Why spend so much time on a candidate whom many have written off a long time ago? Because Pawlenty could have won. And if he’s done, that really leaves only two viable candidates in the race: Rick Perry and Mitt Romney, both of whom ducked the fun in Iowa today.
What of the winners at Ames? Michele Bachmann continues to prove that she can appeal to Tea Partyers and other intense conservatives. I remain unconvinced, however, that a three-term member of the House of Representatives is a serious threat to win the presidential nomination. She’s done an excellent job of consolidating her potential support, and there’s every possibility that she’s going to make plenty of noise next year when the real voting starts. However, no one with similar credentials or similarly on an ideological fringe has ever come close to winning a nomination, certainly not since the modern process began in the 1970s.
And Ron Paul’s ceiling almost certainly remains about where it was four years ago. Republicans may not be quite as hawkish as they were in the heyday of George W. Bush and the neoconservatives, but Paul’s foreign policy views will still draw a veto from several organized groups in the party.
So if Pawlenty is done, we’re really down to Perry and Romney. Sarah Palin’s chances, if she does decide to make a proper run, continue to wane; it’s unlikely that anyone else could jump in this late and really have a chance. Remember, Perry announced today, but he’s been running for some time. Perhaps Jeb Bush could still do it, but I think his window is at best closing rapidly. No other potential candidate could do it.

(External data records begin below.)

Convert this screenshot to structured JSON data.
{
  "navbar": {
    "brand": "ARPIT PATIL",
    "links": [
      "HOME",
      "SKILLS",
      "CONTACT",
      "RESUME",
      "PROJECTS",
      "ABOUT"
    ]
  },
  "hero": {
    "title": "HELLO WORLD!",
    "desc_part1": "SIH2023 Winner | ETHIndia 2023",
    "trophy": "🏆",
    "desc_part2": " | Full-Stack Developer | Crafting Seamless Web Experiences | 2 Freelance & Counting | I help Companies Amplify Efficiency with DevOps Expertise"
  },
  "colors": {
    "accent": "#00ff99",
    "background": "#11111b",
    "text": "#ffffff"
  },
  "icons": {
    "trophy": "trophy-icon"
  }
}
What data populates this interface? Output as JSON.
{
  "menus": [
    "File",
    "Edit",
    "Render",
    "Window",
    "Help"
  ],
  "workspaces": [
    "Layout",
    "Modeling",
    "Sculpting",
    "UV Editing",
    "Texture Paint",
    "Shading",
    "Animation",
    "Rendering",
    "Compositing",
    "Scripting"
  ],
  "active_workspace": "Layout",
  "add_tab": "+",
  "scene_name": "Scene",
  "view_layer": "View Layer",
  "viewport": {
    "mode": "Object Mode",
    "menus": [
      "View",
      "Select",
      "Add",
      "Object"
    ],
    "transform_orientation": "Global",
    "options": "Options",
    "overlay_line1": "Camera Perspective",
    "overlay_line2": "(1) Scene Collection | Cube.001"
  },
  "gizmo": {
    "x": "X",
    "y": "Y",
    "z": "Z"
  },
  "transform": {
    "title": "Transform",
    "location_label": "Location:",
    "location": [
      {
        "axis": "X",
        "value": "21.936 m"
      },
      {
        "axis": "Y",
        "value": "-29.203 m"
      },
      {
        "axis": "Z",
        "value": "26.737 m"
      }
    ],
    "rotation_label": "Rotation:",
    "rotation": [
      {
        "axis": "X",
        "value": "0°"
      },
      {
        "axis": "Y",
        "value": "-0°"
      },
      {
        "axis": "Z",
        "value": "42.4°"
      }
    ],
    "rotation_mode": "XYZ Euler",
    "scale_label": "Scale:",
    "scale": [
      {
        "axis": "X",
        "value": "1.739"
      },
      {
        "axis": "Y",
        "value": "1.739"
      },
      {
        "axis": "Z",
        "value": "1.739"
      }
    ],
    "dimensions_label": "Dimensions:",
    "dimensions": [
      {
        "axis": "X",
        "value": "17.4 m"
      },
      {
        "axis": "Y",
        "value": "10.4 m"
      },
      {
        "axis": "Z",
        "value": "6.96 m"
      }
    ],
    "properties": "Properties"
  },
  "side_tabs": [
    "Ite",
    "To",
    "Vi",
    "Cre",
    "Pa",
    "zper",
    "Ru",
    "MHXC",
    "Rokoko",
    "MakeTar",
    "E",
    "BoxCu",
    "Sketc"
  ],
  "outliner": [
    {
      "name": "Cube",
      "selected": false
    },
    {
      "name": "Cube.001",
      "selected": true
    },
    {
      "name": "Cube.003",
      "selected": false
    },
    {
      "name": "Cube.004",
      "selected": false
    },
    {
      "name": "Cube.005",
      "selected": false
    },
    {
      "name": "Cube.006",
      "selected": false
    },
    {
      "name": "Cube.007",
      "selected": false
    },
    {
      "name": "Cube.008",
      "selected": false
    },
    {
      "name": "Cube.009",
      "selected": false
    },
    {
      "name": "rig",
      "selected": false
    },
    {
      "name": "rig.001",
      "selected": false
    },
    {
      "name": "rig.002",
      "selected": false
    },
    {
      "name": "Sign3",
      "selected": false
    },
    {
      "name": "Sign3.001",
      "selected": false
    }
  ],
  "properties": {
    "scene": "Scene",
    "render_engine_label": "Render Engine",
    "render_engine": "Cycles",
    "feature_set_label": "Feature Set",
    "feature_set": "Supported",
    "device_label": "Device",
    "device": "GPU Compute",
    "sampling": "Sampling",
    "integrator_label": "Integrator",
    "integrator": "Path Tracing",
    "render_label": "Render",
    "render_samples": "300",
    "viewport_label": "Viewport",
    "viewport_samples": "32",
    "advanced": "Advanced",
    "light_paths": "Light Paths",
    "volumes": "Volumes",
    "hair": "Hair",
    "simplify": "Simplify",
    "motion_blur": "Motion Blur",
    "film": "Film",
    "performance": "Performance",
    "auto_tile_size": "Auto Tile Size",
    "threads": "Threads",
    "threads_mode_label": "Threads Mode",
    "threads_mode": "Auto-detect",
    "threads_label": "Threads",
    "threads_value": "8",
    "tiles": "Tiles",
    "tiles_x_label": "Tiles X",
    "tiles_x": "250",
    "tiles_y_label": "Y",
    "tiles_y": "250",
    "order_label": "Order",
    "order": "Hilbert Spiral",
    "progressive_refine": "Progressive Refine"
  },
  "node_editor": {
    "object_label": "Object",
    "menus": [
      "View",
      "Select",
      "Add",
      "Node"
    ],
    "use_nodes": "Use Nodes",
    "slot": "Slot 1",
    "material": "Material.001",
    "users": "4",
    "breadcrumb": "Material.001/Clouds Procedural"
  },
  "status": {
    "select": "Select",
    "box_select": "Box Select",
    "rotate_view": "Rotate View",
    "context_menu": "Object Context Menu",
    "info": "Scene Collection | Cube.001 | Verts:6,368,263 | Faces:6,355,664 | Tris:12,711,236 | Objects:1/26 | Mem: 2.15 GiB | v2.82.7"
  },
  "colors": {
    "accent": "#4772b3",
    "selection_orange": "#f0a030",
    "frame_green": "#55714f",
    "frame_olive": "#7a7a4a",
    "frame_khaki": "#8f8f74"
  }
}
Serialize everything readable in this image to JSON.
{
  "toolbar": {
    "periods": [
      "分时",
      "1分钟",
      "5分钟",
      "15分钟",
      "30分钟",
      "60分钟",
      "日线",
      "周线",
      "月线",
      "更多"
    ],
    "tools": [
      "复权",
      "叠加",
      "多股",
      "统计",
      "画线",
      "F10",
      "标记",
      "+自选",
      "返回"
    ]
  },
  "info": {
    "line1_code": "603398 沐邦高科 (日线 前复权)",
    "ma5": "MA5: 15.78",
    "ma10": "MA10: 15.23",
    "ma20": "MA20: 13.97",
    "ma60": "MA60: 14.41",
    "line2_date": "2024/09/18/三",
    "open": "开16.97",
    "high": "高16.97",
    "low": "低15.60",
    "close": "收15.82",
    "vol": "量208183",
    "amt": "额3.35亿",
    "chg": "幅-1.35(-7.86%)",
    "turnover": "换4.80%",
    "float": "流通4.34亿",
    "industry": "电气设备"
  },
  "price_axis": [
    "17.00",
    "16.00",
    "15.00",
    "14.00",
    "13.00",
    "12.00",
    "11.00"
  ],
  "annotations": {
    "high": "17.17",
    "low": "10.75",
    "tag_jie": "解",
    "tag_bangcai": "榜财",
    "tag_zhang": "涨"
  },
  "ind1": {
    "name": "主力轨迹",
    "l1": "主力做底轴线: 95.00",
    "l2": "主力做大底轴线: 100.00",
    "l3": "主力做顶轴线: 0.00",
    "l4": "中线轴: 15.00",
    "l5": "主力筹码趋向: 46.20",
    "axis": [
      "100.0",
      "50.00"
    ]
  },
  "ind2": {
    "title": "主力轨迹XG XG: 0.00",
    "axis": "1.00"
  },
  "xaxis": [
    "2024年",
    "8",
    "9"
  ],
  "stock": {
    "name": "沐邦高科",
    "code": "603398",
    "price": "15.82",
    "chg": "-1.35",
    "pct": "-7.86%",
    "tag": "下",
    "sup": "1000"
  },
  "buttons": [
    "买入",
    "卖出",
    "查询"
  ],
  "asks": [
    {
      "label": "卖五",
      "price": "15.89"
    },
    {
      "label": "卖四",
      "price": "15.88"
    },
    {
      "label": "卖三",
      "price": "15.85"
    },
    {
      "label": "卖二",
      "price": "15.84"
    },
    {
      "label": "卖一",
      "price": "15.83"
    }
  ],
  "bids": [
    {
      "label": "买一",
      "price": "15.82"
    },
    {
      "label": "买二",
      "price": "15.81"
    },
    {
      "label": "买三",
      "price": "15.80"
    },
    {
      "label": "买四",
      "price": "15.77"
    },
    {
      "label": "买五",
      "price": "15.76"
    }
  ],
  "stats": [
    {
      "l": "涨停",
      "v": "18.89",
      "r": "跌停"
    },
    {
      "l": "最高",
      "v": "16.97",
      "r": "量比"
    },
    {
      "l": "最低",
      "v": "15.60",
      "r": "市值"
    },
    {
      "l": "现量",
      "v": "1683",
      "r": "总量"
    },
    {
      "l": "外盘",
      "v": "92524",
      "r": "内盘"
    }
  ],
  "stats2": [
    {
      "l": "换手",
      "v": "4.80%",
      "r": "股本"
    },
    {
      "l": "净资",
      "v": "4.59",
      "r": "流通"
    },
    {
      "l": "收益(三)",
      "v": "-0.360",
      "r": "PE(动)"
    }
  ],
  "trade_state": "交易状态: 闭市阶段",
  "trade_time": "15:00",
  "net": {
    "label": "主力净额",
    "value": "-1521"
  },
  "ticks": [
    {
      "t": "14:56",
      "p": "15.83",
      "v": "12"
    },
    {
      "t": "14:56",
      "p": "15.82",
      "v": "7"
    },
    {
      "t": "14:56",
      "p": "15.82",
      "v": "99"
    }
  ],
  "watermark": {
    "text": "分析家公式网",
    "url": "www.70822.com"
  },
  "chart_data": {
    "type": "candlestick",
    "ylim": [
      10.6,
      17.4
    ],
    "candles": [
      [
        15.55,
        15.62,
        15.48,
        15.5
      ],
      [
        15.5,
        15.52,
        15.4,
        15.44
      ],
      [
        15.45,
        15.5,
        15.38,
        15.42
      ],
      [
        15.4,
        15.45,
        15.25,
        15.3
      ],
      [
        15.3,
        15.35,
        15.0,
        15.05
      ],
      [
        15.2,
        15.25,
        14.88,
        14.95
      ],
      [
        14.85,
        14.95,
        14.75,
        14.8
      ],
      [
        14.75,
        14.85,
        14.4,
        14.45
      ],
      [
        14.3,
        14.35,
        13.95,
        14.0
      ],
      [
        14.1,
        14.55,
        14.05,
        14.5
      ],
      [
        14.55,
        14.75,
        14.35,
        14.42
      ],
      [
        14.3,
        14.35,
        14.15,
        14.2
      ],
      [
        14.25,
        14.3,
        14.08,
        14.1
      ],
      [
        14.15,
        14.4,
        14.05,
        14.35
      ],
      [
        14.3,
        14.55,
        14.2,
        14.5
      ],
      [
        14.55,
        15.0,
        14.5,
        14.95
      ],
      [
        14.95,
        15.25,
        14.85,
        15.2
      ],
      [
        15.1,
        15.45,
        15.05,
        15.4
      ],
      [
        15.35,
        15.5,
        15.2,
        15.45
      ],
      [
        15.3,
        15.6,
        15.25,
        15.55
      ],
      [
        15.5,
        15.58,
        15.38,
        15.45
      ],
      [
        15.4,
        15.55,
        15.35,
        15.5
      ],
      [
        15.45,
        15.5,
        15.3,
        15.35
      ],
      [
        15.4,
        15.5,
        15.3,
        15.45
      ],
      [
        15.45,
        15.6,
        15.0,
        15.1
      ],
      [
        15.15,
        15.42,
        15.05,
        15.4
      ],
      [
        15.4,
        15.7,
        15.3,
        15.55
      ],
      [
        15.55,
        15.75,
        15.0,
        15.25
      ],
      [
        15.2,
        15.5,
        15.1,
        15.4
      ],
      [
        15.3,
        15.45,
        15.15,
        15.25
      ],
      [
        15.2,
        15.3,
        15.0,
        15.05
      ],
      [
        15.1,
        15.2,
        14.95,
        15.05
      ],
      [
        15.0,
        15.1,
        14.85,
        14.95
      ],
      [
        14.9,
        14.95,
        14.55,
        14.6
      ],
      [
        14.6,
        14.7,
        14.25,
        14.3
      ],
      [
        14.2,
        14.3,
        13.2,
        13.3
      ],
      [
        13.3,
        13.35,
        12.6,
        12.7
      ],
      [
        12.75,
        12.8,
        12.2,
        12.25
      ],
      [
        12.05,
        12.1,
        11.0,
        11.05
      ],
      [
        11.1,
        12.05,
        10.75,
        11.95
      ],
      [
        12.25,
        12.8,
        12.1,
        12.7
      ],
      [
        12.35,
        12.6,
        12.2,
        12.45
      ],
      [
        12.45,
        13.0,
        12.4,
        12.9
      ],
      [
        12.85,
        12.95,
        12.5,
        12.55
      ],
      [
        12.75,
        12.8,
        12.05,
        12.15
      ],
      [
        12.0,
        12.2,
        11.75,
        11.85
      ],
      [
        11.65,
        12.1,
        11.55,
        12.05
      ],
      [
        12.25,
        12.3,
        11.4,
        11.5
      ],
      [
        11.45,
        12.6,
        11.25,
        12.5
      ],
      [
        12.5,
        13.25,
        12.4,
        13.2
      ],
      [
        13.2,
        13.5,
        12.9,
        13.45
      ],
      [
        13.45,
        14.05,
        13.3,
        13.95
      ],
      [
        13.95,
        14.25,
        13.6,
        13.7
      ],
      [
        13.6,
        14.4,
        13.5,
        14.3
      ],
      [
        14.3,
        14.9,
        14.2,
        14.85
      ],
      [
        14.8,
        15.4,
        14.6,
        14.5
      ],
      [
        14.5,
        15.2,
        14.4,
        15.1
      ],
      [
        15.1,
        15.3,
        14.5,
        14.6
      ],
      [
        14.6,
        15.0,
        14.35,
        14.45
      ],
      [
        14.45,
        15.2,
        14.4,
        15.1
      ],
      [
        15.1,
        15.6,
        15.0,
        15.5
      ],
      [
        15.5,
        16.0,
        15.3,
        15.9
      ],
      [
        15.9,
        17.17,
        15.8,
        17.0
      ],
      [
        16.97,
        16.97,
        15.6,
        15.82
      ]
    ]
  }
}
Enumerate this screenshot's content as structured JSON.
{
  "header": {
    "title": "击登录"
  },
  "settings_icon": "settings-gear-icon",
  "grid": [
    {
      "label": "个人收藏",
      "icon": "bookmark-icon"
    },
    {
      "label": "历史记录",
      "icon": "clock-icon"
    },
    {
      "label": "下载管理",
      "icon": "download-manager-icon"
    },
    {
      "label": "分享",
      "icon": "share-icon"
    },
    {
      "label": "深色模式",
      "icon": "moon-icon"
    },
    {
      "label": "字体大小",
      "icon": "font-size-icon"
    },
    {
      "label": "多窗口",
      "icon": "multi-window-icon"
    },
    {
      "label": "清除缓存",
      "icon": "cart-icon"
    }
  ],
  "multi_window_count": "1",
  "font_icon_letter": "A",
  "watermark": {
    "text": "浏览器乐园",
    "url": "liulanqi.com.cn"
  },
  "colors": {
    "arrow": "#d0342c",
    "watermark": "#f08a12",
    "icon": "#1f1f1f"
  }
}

And so now we start finding out whether the reality of a Rick Perry campaign is as formidable as the idea of one. Kevin Drum makes the argument against it today, but I really think it comes down to one thing: Until a candidate goes through the process, it’s never possible to know how he or she will do at it.
Overall? Intrade has Perry and Romney combined at a bit over 60 percent chance of winning. I’d say that’s way, way, low. In my view, the odds of one of them winning the GOP nomination are probably around 90 percent, give or take a bit.